Have you thought of fitting a zener internally?

I have done this to HP-41 nicad paks for a similar reason. Some will deliver 20V to the calculator if the batteries fail.


It is a good idea to put some extra protection in these circuits, not to only rely on the batteries...

The zener should have a series resistor, otherwise the current thru it may be excessive and blow it up. Or are you taking advantage of the resistance of the charging circuit already present?

(I never sympathized with zeners, even on my EE college days; I would prefer some IC regulator, such as LM340 or 78L05, etc. I also disliked the LM723...)


No series resistor. The charger is already current limited by virtue of the fact that nicads must be charged with a current limited (or constant current) supply.

If the charge current is 150mA and the nominal voltage is 2.4V then I would place a 3.3V (lowest voltage zener?) in the circuit. At 150mA a 1W zener would be suitable.

(perhaps I'd place a couple of normal diodes in series to get a lower voltage? - but 3.3V is likely to be safe)

In the HP41 nicad pack, a lower rating is required, 400mW is fine. The charge current is far lower.

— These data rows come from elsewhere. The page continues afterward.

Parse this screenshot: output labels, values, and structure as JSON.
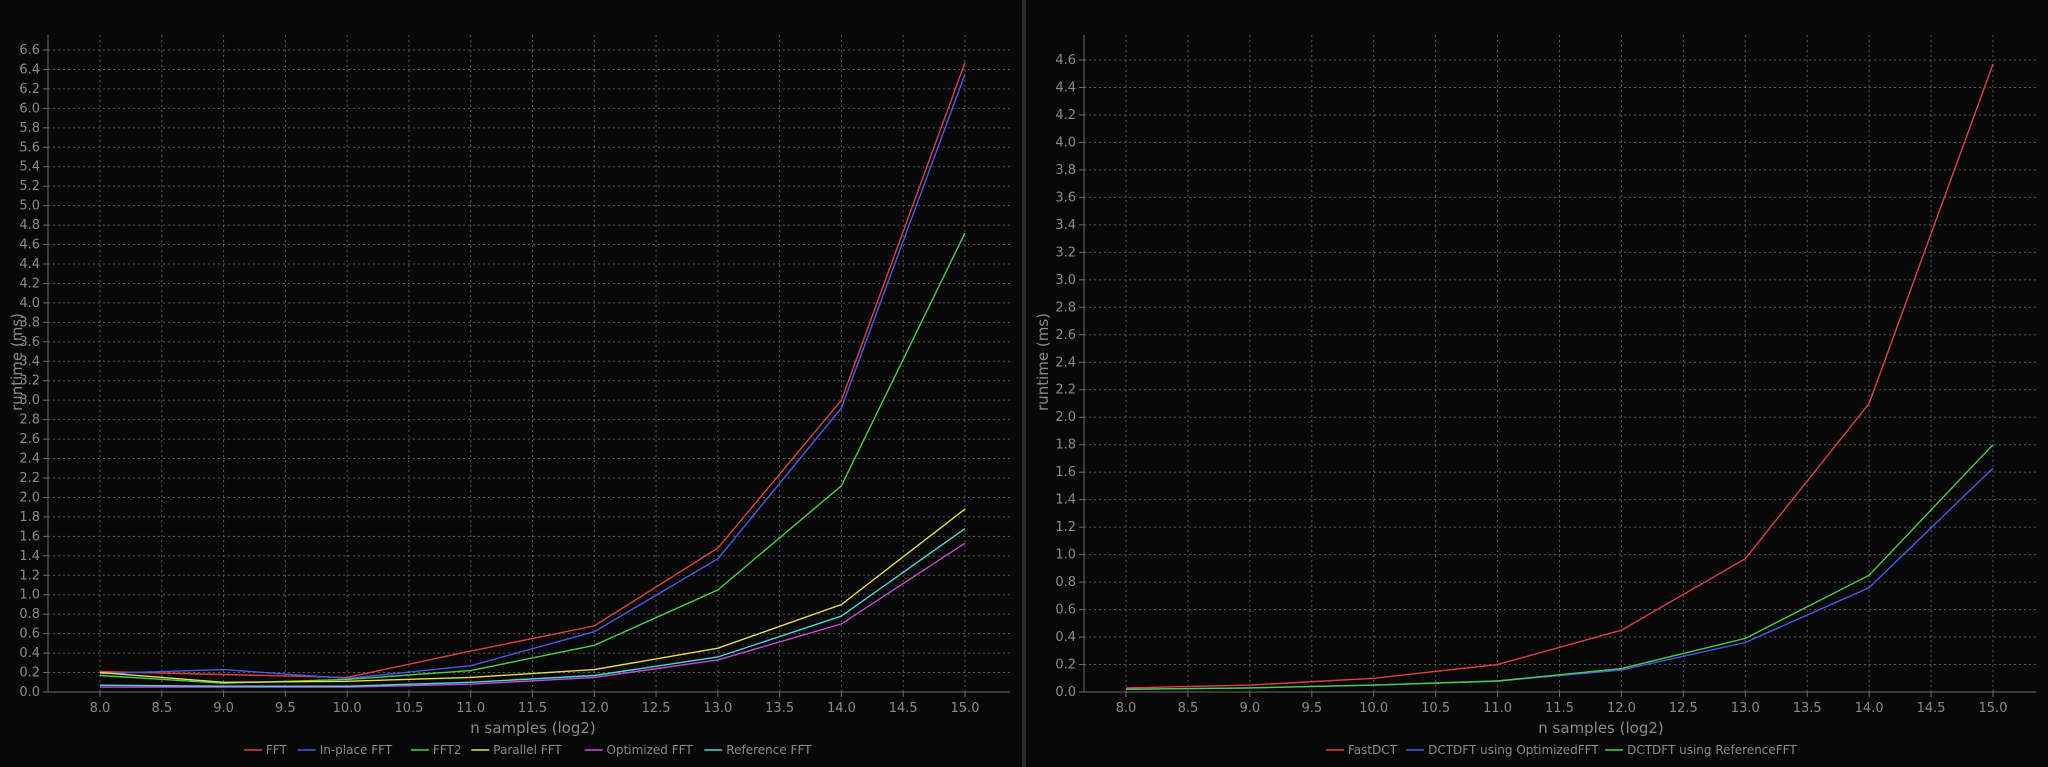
{
  "charts": [
    {
      "id": "left",
      "type": "line",
      "xlabel": "n samples (log2)",
      "ylabel": "runtime (ms)",
      "xlim": [
        8.0,
        15.0
      ],
      "ylim": [
        0.0,
        6.6
      ],
      "x_ticks": [
        "8.0",
        "8.5",
        "9.0",
        "9.5",
        "10.0",
        "10.5",
        "11.0",
        "11.5",
        "12.0",
        "12.5",
        "13.0",
        "13.5",
        "14.0",
        "14.5",
        "15.0"
      ],
      "y_ticks": [
        "0.0",
        "0.2",
        "0.4",
        "0.6",
        "0.8",
        "1.0",
        "1.2",
        "1.4",
        "1.6",
        "1.8",
        "2.0",
        "2.2",
        "2.4",
        "2.6",
        "2.8",
        "3.0",
        "3.2",
        "3.4",
        "3.6",
        "3.8",
        "4.0",
        "4.2",
        "4.4",
        "4.6",
        "4.8",
        "5.0",
        "5.2",
        "5.4",
        "5.6",
        "5.8",
        "6.0",
        "6.2",
        "6.4",
        "6.6"
      ],
      "grid": true,
      "legend_position": "bottom"
    },
    {
      "id": "right",
      "type": "line",
      "xlabel": "n samples (log2)",
      "ylabel": "runtime (ms)",
      "xlim": [
        8.0,
        15.0
      ],
      "ylim": [
        0.0,
        4.6
      ],
      "x_ticks": [
        "8.0",
        "8.5",
        "9.0",
        "9.5",
        "10.0",
        "10.5",
        "11.0",
        "11.5",
        "12.0",
        "12.5",
        "13.0",
        "13.5",
        "14.0",
        "14.5",
        "15.0"
      ],
      "y_ticks": [
        "0.0",
        "0.2",
        "0.4",
        "0.6",
        "0.8",
        "1.0",
        "1.2",
        "1.4",
        "1.6",
        "1.8",
        "2.0",
        "2.2",
        "2.4",
        "2.6",
        "2.8",
        "3.0",
        "3.2",
        "3.4",
        "3.6",
        "3.8",
        "4.0",
        "4.2",
        "4.4",
        "4.6"
      ],
      "grid": true,
      "legend_position": "bottom"
    }
  ],
  "chart_data": [
    {
      "type": "line",
      "xlabel": "n samples (log2)",
      "ylabel": "runtime (ms)",
      "xlim": [
        8.0,
        15.0
      ],
      "ylim": [
        0.0,
        6.6
      ],
      "x": [
        8,
        9,
        10,
        11,
        12,
        13,
        14,
        15
      ],
      "series": [
        {
          "name": "FFT",
          "color": "#e04040",
          "values": [
            0.21,
            0.18,
            0.15,
            0.42,
            0.68,
            1.48,
            3.0,
            6.47
          ]
        },
        {
          "name": "In-place FFT",
          "color": "#4a5ae8",
          "values": [
            0.19,
            0.23,
            0.14,
            0.27,
            0.62,
            1.37,
            2.92,
            6.35
          ]
        },
        {
          "name": "FFT2",
          "color": "#48d048",
          "values": [
            0.17,
            0.09,
            0.13,
            0.22,
            0.48,
            1.05,
            2.12,
            4.72
          ]
        },
        {
          "name": "Parallel FFT",
          "color": "#e8e04a",
          "values": [
            0.2,
            0.1,
            0.11,
            0.15,
            0.23,
            0.45,
            0.9,
            1.88
          ]
        },
        {
          "name": "Optimized FFT",
          "color": "#c84ad8",
          "values": [
            0.05,
            0.05,
            0.05,
            0.08,
            0.15,
            0.33,
            0.7,
            1.53
          ]
        },
        {
          "name": "Reference FFT",
          "color": "#4ad8d8",
          "values": [
            0.07,
            0.06,
            0.06,
            0.1,
            0.17,
            0.36,
            0.78,
            1.68
          ]
        }
      ]
    },
    {
      "type": "line",
      "xlabel": "n samples (log2)",
      "ylabel": "runtime (ms)",
      "xlim": [
        8.0,
        15.0
      ],
      "ylim": [
        0.0,
        4.6
      ],
      "x": [
        8,
        9,
        10,
        11,
        12,
        13,
        14,
        15
      ],
      "series": [
        {
          "name": "FastDCT",
          "color": "#e04040",
          "values": [
            0.03,
            0.05,
            0.1,
            0.2,
            0.45,
            0.97,
            2.1,
            4.57
          ]
        },
        {
          "name": "DCTDFT using OptimizedFFT",
          "color": "#4a5ae8",
          "values": [
            0.02,
            0.03,
            0.05,
            0.08,
            0.16,
            0.36,
            0.76,
            1.63
          ]
        },
        {
          "name": "DCTDFT using ReferenceFFT",
          "color": "#48d048",
          "values": [
            0.02,
            0.03,
            0.05,
            0.08,
            0.17,
            0.39,
            0.85,
            1.8
          ]
        }
      ]
    }
  ]
}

I too dislike zeners as a means of regulating voltage sources. A shunt regulator always seemed so wasteful to me. I do have a soft spot for the good ol' 723 though.

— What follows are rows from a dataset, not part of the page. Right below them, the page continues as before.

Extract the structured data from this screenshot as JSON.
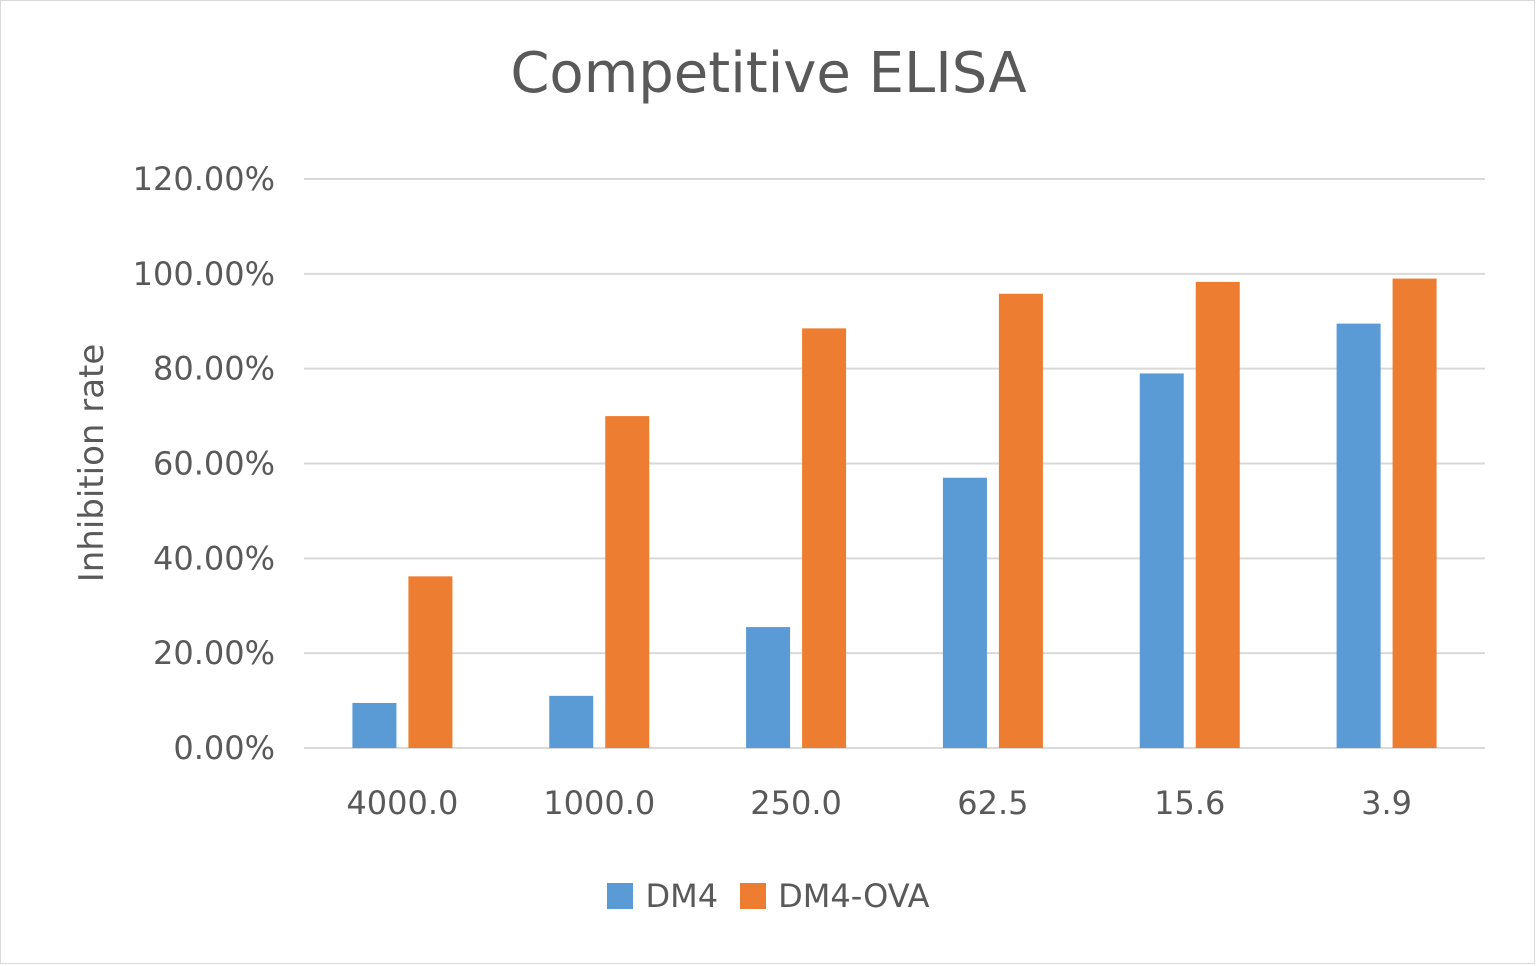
{
  "chart_data": {
    "type": "bar",
    "title": "Competitive ELISA",
    "xlabel": "",
    "ylabel": "Inhibition rate",
    "categories": [
      "4000.0",
      "1000.0",
      "250.0",
      "62.5",
      "15.6",
      "3.9"
    ],
    "ylim": [
      0,
      1.2
    ],
    "yticks": [
      0,
      0.2,
      0.4,
      0.6,
      0.8,
      1.0,
      1.2
    ],
    "ytick_labels": [
      "0.00%",
      "20.00%",
      "40.00%",
      "60.00%",
      "80.00%",
      "100.00%",
      "120.00%"
    ],
    "grid": true,
    "legend_position": "bottom",
    "series": [
      {
        "name": "DM4",
        "color": "#5b9bd5",
        "values": [
          0.095,
          0.11,
          0.255,
          0.57,
          0.79,
          0.895
        ]
      },
      {
        "name": "DM4-OVA",
        "color": "#ed7d31",
        "values": [
          0.362,
          0.7,
          0.885,
          0.958,
          0.983,
          0.99
        ]
      }
    ]
  }
}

These days I find myself using LM317s a whole lot more than anything else.

But, if you've got an existing power supply that's already current limited, then a shunt regulator (expecially when used simply to prevent overvoltage conditions) is so much easier to impliment.

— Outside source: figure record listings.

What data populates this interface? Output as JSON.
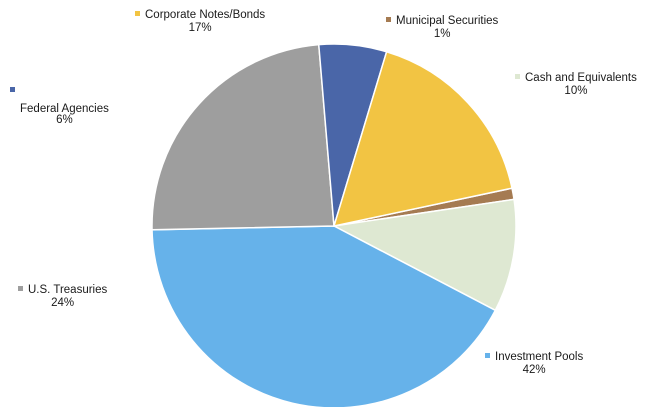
{
  "chart_data": {
    "type": "pie",
    "title": "",
    "slices": [
      {
        "label": "Municipal Securities",
        "value": 1,
        "value_label": "1%",
        "color": "#A57B52"
      },
      {
        "label": "Cash and Equivalents",
        "value": 10,
        "value_label": "10%",
        "color": "#DEE8D2"
      },
      {
        "label": "Investment Pools",
        "value": 42,
        "value_label": "42%",
        "color": "#66B2EA"
      },
      {
        "label": "U.S. Treasuries",
        "value": 24,
        "value_label": "24%",
        "color": "#9E9E9E"
      },
      {
        "label": "Federal Agencies",
        "value": 6,
        "value_label": "6%",
        "color": "#4A66A8"
      },
      {
        "label": "Corporate Notes/Bonds",
        "value": 17,
        "value_label": "17%",
        "color": "#F2C443"
      }
    ]
  }
}
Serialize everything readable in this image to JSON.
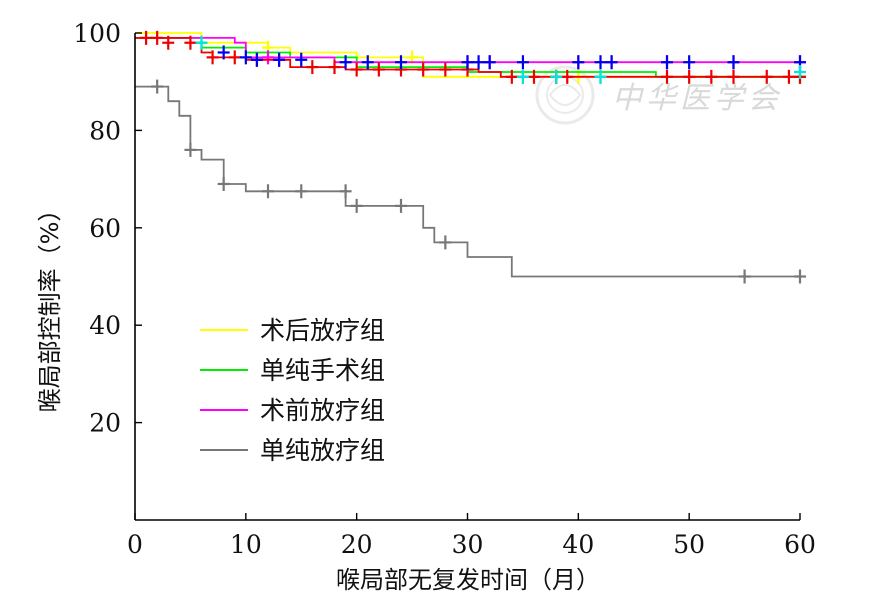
{
  "chart_data": {
    "type": "line",
    "title": "",
    "xlabel": "喉局部无复发时间（月）",
    "ylabel": "喉局部控制率（%）",
    "xlim": [
      0,
      60
    ],
    "ylim": [
      0,
      100
    ],
    "xticks": [
      0,
      10,
      20,
      30,
      40,
      50,
      60
    ],
    "yticks": [
      20,
      40,
      60,
      80,
      100
    ],
    "grid": false,
    "legend_position": "lower-left",
    "series": [
      {
        "name": "术后放疗组",
        "color": "#ffff00",
        "steps": [
          [
            0,
            100
          ],
          [
            6,
            100
          ],
          [
            6,
            98
          ],
          [
            12,
            98
          ],
          [
            12,
            97
          ],
          [
            14,
            97
          ],
          [
            14,
            96
          ],
          [
            20,
            96
          ],
          [
            20,
            95
          ],
          [
            26,
            95
          ],
          [
            26,
            91
          ],
          [
            60,
            91
          ]
        ],
        "censors": [
          [
            12,
            97
          ],
          [
            25,
            95
          ],
          [
            40,
            91
          ],
          [
            60,
            91
          ]
        ]
      },
      {
        "name": "单纯手术组",
        "color": "#00ee00",
        "steps": [
          [
            0,
            99
          ],
          [
            6,
            99
          ],
          [
            6,
            97
          ],
          [
            10,
            97
          ],
          [
            10,
            96
          ],
          [
            14,
            96
          ],
          [
            14,
            95
          ],
          [
            20,
            95
          ],
          [
            20,
            93
          ],
          [
            30,
            93
          ],
          [
            30,
            92
          ],
          [
            47,
            92
          ],
          [
            47,
            91
          ],
          [
            60,
            91
          ]
        ],
        "censors": [
          [
            6,
            98
          ],
          [
            35,
            91
          ],
          [
            38,
            91
          ],
          [
            42,
            91
          ],
          [
            60,
            91
          ]
        ]
      },
      {
        "name": "术前放疗组",
        "color": "#ff00ff",
        "steps": [
          [
            0,
            99
          ],
          [
            9,
            99
          ],
          [
            9,
            98
          ],
          [
            10,
            98
          ],
          [
            10,
            95
          ],
          [
            18,
            95
          ],
          [
            18,
            94
          ],
          [
            60,
            94
          ]
        ],
        "censors": [
          [
            12,
            95
          ],
          [
            30,
            94
          ],
          [
            32,
            94
          ],
          [
            40,
            94
          ],
          [
            43,
            94
          ],
          [
            48,
            94
          ],
          [
            54,
            94
          ],
          [
            60,
            94
          ]
        ]
      },
      {
        "name": "单纯放疗组",
        "color": "#777777",
        "steps": [
          [
            0,
            89
          ],
          [
            3,
            89
          ],
          [
            3,
            86
          ],
          [
            4,
            86
          ],
          [
            4,
            83
          ],
          [
            5,
            83
          ],
          [
            5,
            76
          ],
          [
            6,
            76
          ],
          [
            6,
            74
          ],
          [
            8,
            74
          ],
          [
            8,
            69
          ],
          [
            10,
            69
          ],
          [
            10,
            67.5
          ],
          [
            19,
            67.5
          ],
          [
            19,
            64.5
          ],
          [
            26,
            64.5
          ],
          [
            26,
            60
          ],
          [
            27,
            60
          ],
          [
            27,
            57
          ],
          [
            30,
            57
          ],
          [
            30,
            54
          ],
          [
            34,
            54
          ],
          [
            34,
            50
          ],
          [
            60,
            50
          ]
        ],
        "censors": [
          [
            2,
            89
          ],
          [
            5,
            76
          ],
          [
            8,
            69
          ],
          [
            12,
            67.5
          ],
          [
            15,
            67.5
          ],
          [
            19,
            67.5
          ],
          [
            20,
            64.5
          ],
          [
            24,
            64.5
          ],
          [
            28,
            57
          ],
          [
            55,
            50
          ],
          [
            60,
            50
          ]
        ]
      },
      {
        "color": "#ee0000",
        "steps": [
          [
            0,
            99
          ],
          [
            5,
            99
          ],
          [
            5,
            98
          ],
          [
            6,
            98
          ],
          [
            6,
            96
          ],
          [
            7,
            96
          ],
          [
            7,
            95
          ],
          [
            10,
            95
          ],
          [
            10,
            94.5
          ],
          [
            14,
            94.5
          ],
          [
            14,
            93
          ],
          [
            19,
            93
          ],
          [
            19,
            92.5
          ],
          [
            31,
            92.5
          ],
          [
            31,
            92
          ],
          [
            33,
            92
          ],
          [
            33,
            91
          ],
          [
            60,
            91
          ]
        ],
        "censors": [
          [
            1,
            99
          ],
          [
            2,
            99
          ],
          [
            3,
            98
          ],
          [
            5,
            98
          ],
          [
            7,
            95
          ],
          [
            9,
            95
          ],
          [
            11,
            94.5
          ],
          [
            13,
            94.5
          ],
          [
            16,
            93
          ],
          [
            18,
            93
          ],
          [
            20,
            92.5
          ],
          [
            22,
            92.5
          ],
          [
            24,
            92.5
          ],
          [
            26,
            92.5
          ],
          [
            28,
            92.5
          ],
          [
            30,
            92.5
          ],
          [
            34,
            91
          ],
          [
            36,
            91
          ],
          [
            38,
            91
          ],
          [
            39,
            91
          ],
          [
            48,
            91
          ],
          [
            50,
            91
          ],
          [
            52,
            91
          ],
          [
            54,
            91
          ],
          [
            57,
            91
          ],
          [
            59,
            91
          ],
          [
            60,
            91
          ]
        ]
      },
      {
        "color": "#0000ee",
        "steps": [],
        "censors": [
          [
            8,
            96
          ],
          [
            10,
            95
          ],
          [
            11,
            94.5
          ],
          [
            13,
            94.5
          ],
          [
            15,
            94.5
          ],
          [
            19,
            94
          ],
          [
            21,
            94
          ],
          [
            24,
            94
          ],
          [
            30,
            94
          ],
          [
            31,
            94
          ],
          [
            32,
            94
          ],
          [
            35,
            94
          ],
          [
            40,
            94
          ],
          [
            42,
            94
          ],
          [
            43,
            94
          ],
          [
            48,
            94
          ],
          [
            50,
            94
          ],
          [
            54,
            94
          ],
          [
            60,
            94
          ]
        ]
      },
      {
        "color": "#00e5e5",
        "steps": [],
        "censors": [
          [
            6,
            98
          ],
          [
            35,
            91
          ],
          [
            38,
            91
          ],
          [
            42,
            91
          ],
          [
            60,
            92
          ]
        ]
      }
    ]
  },
  "watermark": {
    "text": "中华医学会"
  }
}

Oh, and be warned that in calculators like the HP21, running off the charger only with a shunt regulator is still problematic because the charger is not filtered. A zener on its own is just there to prevent the premature death of the calculator, but not make it work without batteries.

On the HP41 you _can_ operate the calculator from the nicad pack without nicads because the charger circuit (at least two of them - there are several designs- how many?) rectifies and filters the AC from the charger. Neither of these versions will provide enough current to power the card reader. To do this, one version _requires_ a zener, the other doesn't.


No, haven't tried a Zener yet, good idea. I always considered this design somewhat stupid, where even the momentary removal of batteries can kill vital parts of a calculator.

Didn't know about the danger with the HP-41 NiCd packs, thanks for the warning!



I have an HP-25, which had similar battery leakage damage, that I brought back from the dead; basically the bottom third of the PCB was damaged by corrosion. I carefully immersed the damaged portion of the PCB in a baking-soda solution. After the baking soda had done its work for a few minutes, I scrubbed at the corroded area with an old tooth brush, particularly trying the work the bristles under the chips where additional corrosion was visible. I repeated this process a couple of times, using a fresh baking soda solution, until no evidence of corrosion was visible. Last, I carefully rinsed and dried the PCB.

The battery contacts required additional work. I cleaned them with a fiberglass brush from Radio Shack (Cat. No. 64-1986). This brush reaches into pits and cracks you can't get at otherwise, doing a much better job than scraping, and not taking away as much of the underlying good material as sandpaper.

I hope you didn't kill your HP-21 by trying to run it without batteries. Good Luck!


I wanted to thank you all for the advice regarding my HP-21. Since I've had the unit I know it was never run off of the charger without batteries in it, but it was definitely run off of the charger with the badly corroded batteries in it. From what you all have said, it sounds like that situation could have fried the 21 as well, correct?

Thanks again, Brian


Yes, it is a (regrettably) firm possibility. I suggest again to try with two alkaline, standard AA batteries. VERIFY POLARITY and work without the battery charger. If the calculator does not turn on, we should assume internal damage... You may still open it up, clean corrosion and contacts, etc., and try again. At that moment, the chances will be low and final.

Please, again, take these ideas as suggestions. I cannot guarantee any good or bad result.